Today sees the start of my third leg of pilgrimage. I’m well into the French part now, and I hope to get to Sainte-Foy-la-Grande over the next ten days. But getting deeper into France makes for slightly more complicated journeys to pick up the trail.

Getting home I will leave from Bordeaux, so Paris is less than three hours away. But getting to Limoges has taken over five hours by various trains, some of which have been exceedingly slow stopping ones.
French men and women have a reputation for effortless stylishness. No longer, on today’s showing. Sloppy trackies, UGG boots, shapeless hoodies, and a vast array of shawls and scarves in which they wrap themselves in the over-heated packed trains.

The best bit of the long journey has been replaying the services of Holy Week in my mind. So here comes the religious bit. Skip if not interested.
When I was younger I didn’t really understand the power of collective remembering, and the way re-enacting that takes place through words, music, songs, and actions in Holy Week. Of course we observed Maundy Thursday and Good Friday and Easter Day. But those celebrations each had a slightly stand alone character, with emotional and intellectual gear changes required to move from one to the next.
But it is when you start at Palm Sunday and join every day up – the early part of the week with Tenebrae, or even just Compline – and then the Three Days or Triduum, Maundy Thursday through to the Liturgy of Easter – that some very fundamental things have a chance to take root in you. Traditional texts bind us into the unfolding drama (the new commandment, the Reproaches, the creation and exodus texts of the Easter vigil and the Exultet) as do traditional actions (foot-washing, stripping of the altars, reverencing the cross, and then the new light of the Resurrection).

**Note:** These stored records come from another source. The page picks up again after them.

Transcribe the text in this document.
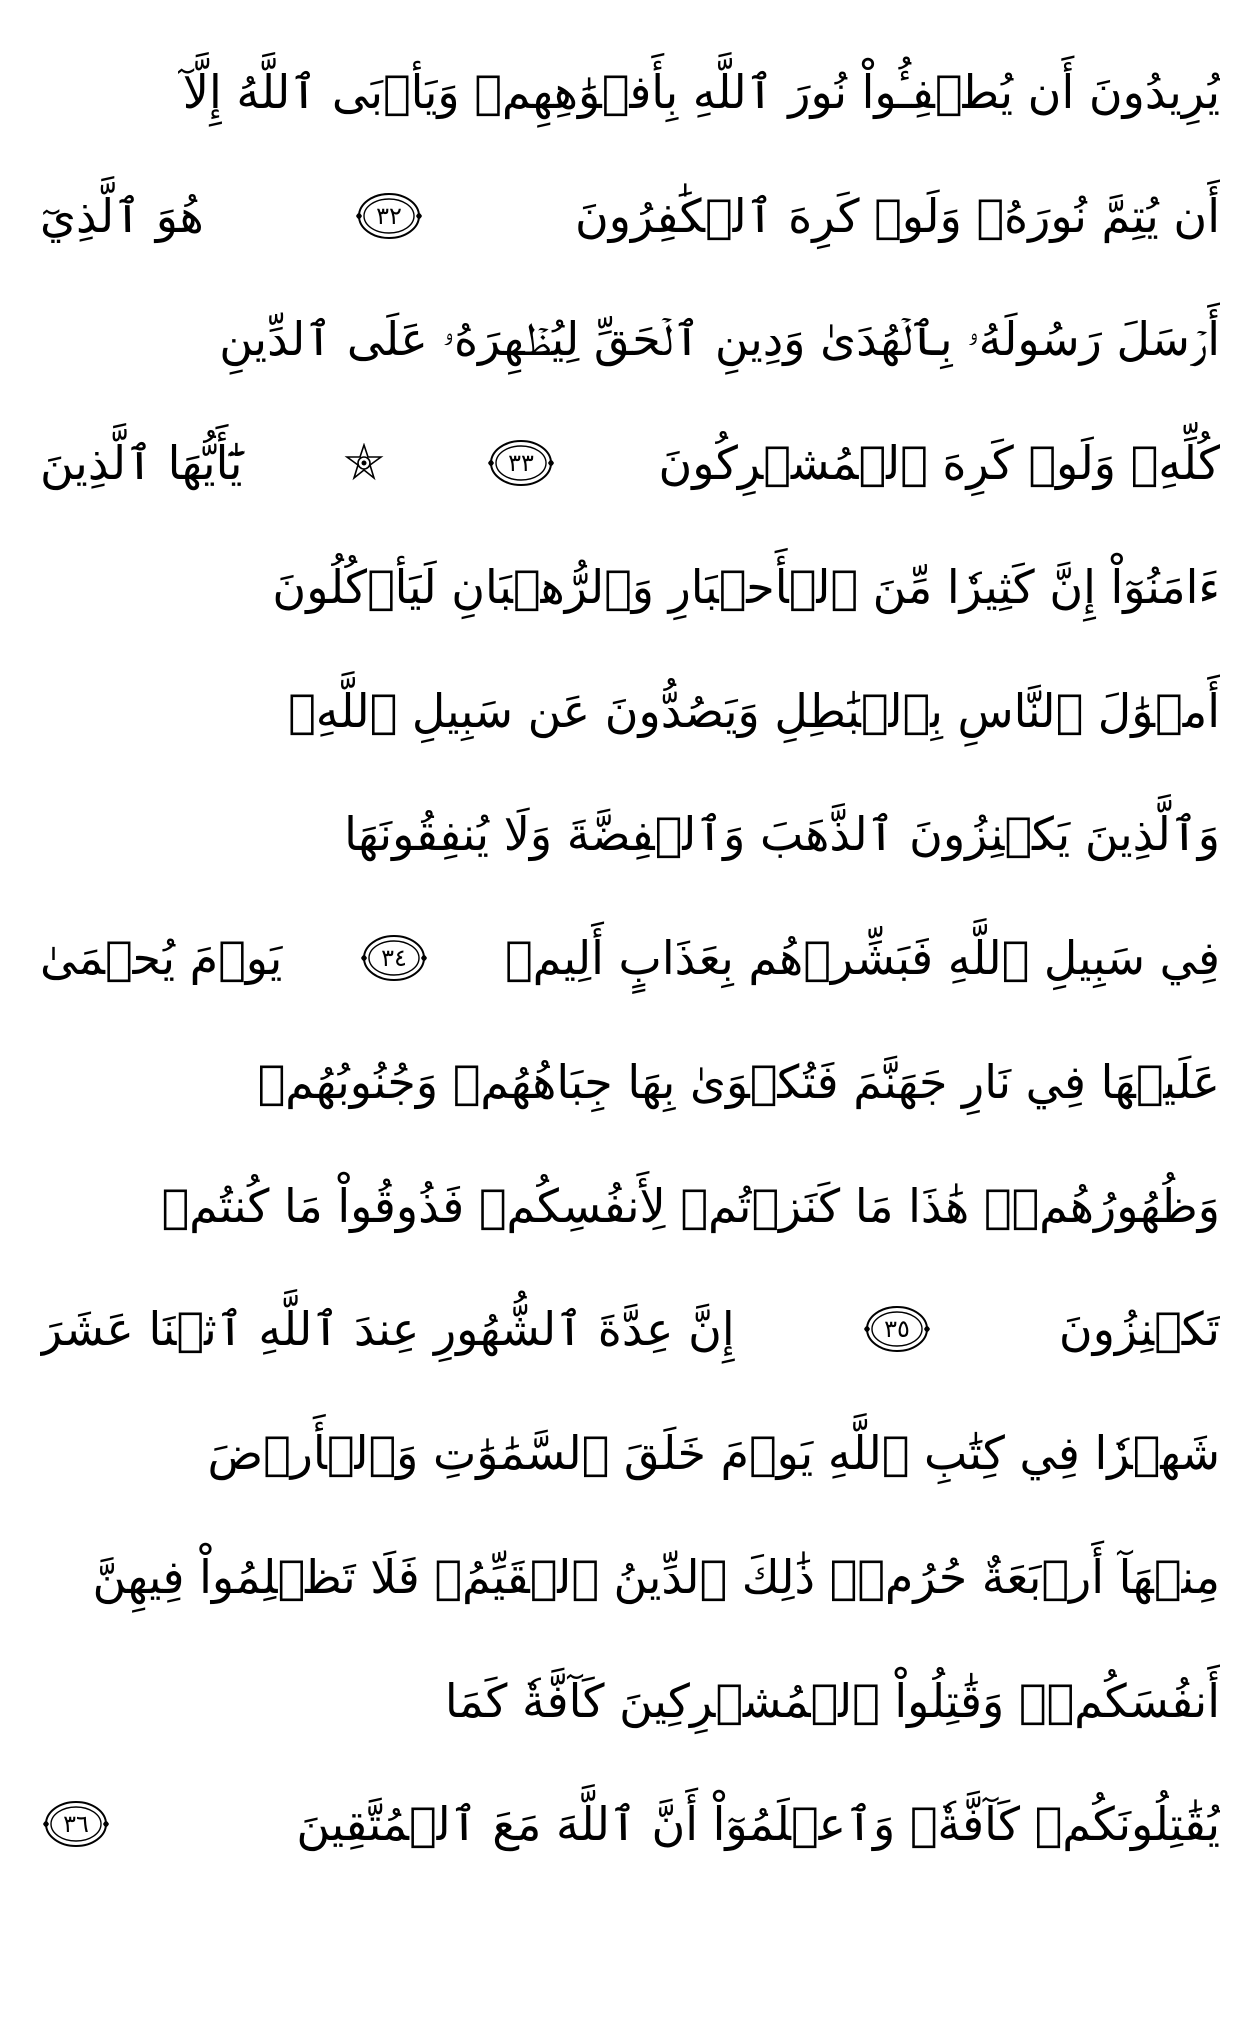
يُرِيدُونَ أَن يُطۡفِـُٔواْ نُورَ ٱللَّهِ بِأَفۡوَٰهِهِمۡ وَيَأۡبَى ٱللَّهُ إِلَّآ
أَن يُتِمَّ نُورَهُۥ وَلَوۡ كَرِهَ ٱلۡكَٰفِرُونَ
٣٢
هُوَ ٱلَّذِيٓ
أَرۡسَلَ رَسُولَهُۥ بِٱلۡهُدَىٰ وَدِينِ ٱلۡحَقِّ لِيُظۡهِرَهُۥ عَلَى ٱلدِّينِ
كُلِّهِۦ وَلَوۡ كَرِهَ ٱلۡمُشۡرِكُونَ
٣٣
يَٰٓأَيُّهَا ٱلَّذِينَ
ءَامَنُوٓاْ إِنَّ كَثِيرٗا مِّنَ ٱلۡأَحۡبَارِ وَٱلرُّهۡبَانِ لَيَأۡكُلُونَ
أَمۡوَٰلَ ٱلنَّاسِ بِٱلۡبَٰطِلِ وَيَصُدُّونَ عَن سَبِيلِ ٱللَّهِۗ
وَٱلَّذِينَ يَكۡنِزُونَ ٱلذَّهَبَ وَٱلۡفِضَّةَ وَلَا يُنفِقُونَهَا
فِي سَبِيلِ ٱللَّهِ فَبَشِّرۡهُم بِعَذَابٍ أَلِيمٖ
٣٤
يَوۡمَ يُحۡمَىٰ
عَلَيۡهَا فِي نَارِ جَهَنَّمَ فَتُكۡوَىٰ بِهَا جِبَاهُهُمۡ وَجُنُوبُهُمۡ
وَظُهُورُهُمۡۖ هَٰذَا مَا كَنَزۡتُمۡ لِأَنفُسِكُمۡ فَذُوقُواْ مَا كُنتُمۡ
تَكۡنِزُونَ
٣٥
إِنَّ عِدَّةَ ٱلشُّهُورِ عِندَ ٱللَّهِ ٱثۡنَا عَشَرَ
شَهۡرٗا فِي كِتَٰبِ ٱللَّهِ يَوۡمَ خَلَقَ ٱلسَّمَٰوَٰتِ وَٱلۡأَرۡضَ
مِنۡهَآ أَرۡبَعَةٌ حُرُمٞۚ ذَٰلِكَ ٱلدِّينُ ٱلۡقَيِّمُۚ فَلَا تَظۡلِمُواْ فِيهِنَّ
أَنفُسَكُمۡۚ وَقَٰتِلُواْ ٱلۡمُشۡرِكِينَ كَآفَّةٗ كَمَا
يُقَٰتِلُونَكُمۡ كَآفَّةٗۚ وَٱعۡلَمُوٓاْ أَنَّ ٱللَّهَ مَعَ ٱلۡمُتَّقِينَ
٣٦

What crucially binds it and us all together in this annual voyage into the heart of Christian faith, is that in and through it all we make it in the sacramental presence of Christ. Holy Week and Easter is a fundamentally eucharistic event – but one where the whole gamut of human experience, both of Jesus and of the church and of humanity is brought into the drama of self-giving love and sacrifice, and is offered back to God with our prayers and sighs, our tears and joys and thanksgivings, illuminated by the unquenchable love of God in Christ. Celebrating Holy Week is a ‘théologie totale’. So it isn’t only about Jesus, it is with him in the Eucharist, not in a purely mental form of prayer, but in the earthiness of the meal we share and the physicality of the body and blood we receive.
I’m sure for many of you this is sacramental theology 101, but I’ve been slow to grasp this, or perhaps to be fairer, slow to let myself be grasped by it. A fairly middle of the road Anglican childhood taught me to love the prayer book, and especially the psalms, and an evangelical young adulthood taught me about responding to God in Christ deeply and loving and knowing the Bible. And I am grateful to them. But while my mind could understand the importance of the meal Jesus gave us I couldn’t quite connect it with my inner being. Things started to change when I came to Southwell, and more through the experience of chaplaincy. But this Holy Week has been a gift I did not expect but am deeply grateful for.
It is wet, here. The fields are sodden and the rivers are full and fierce. There have been some heavy showers on the journey down. We will see what the morning brings.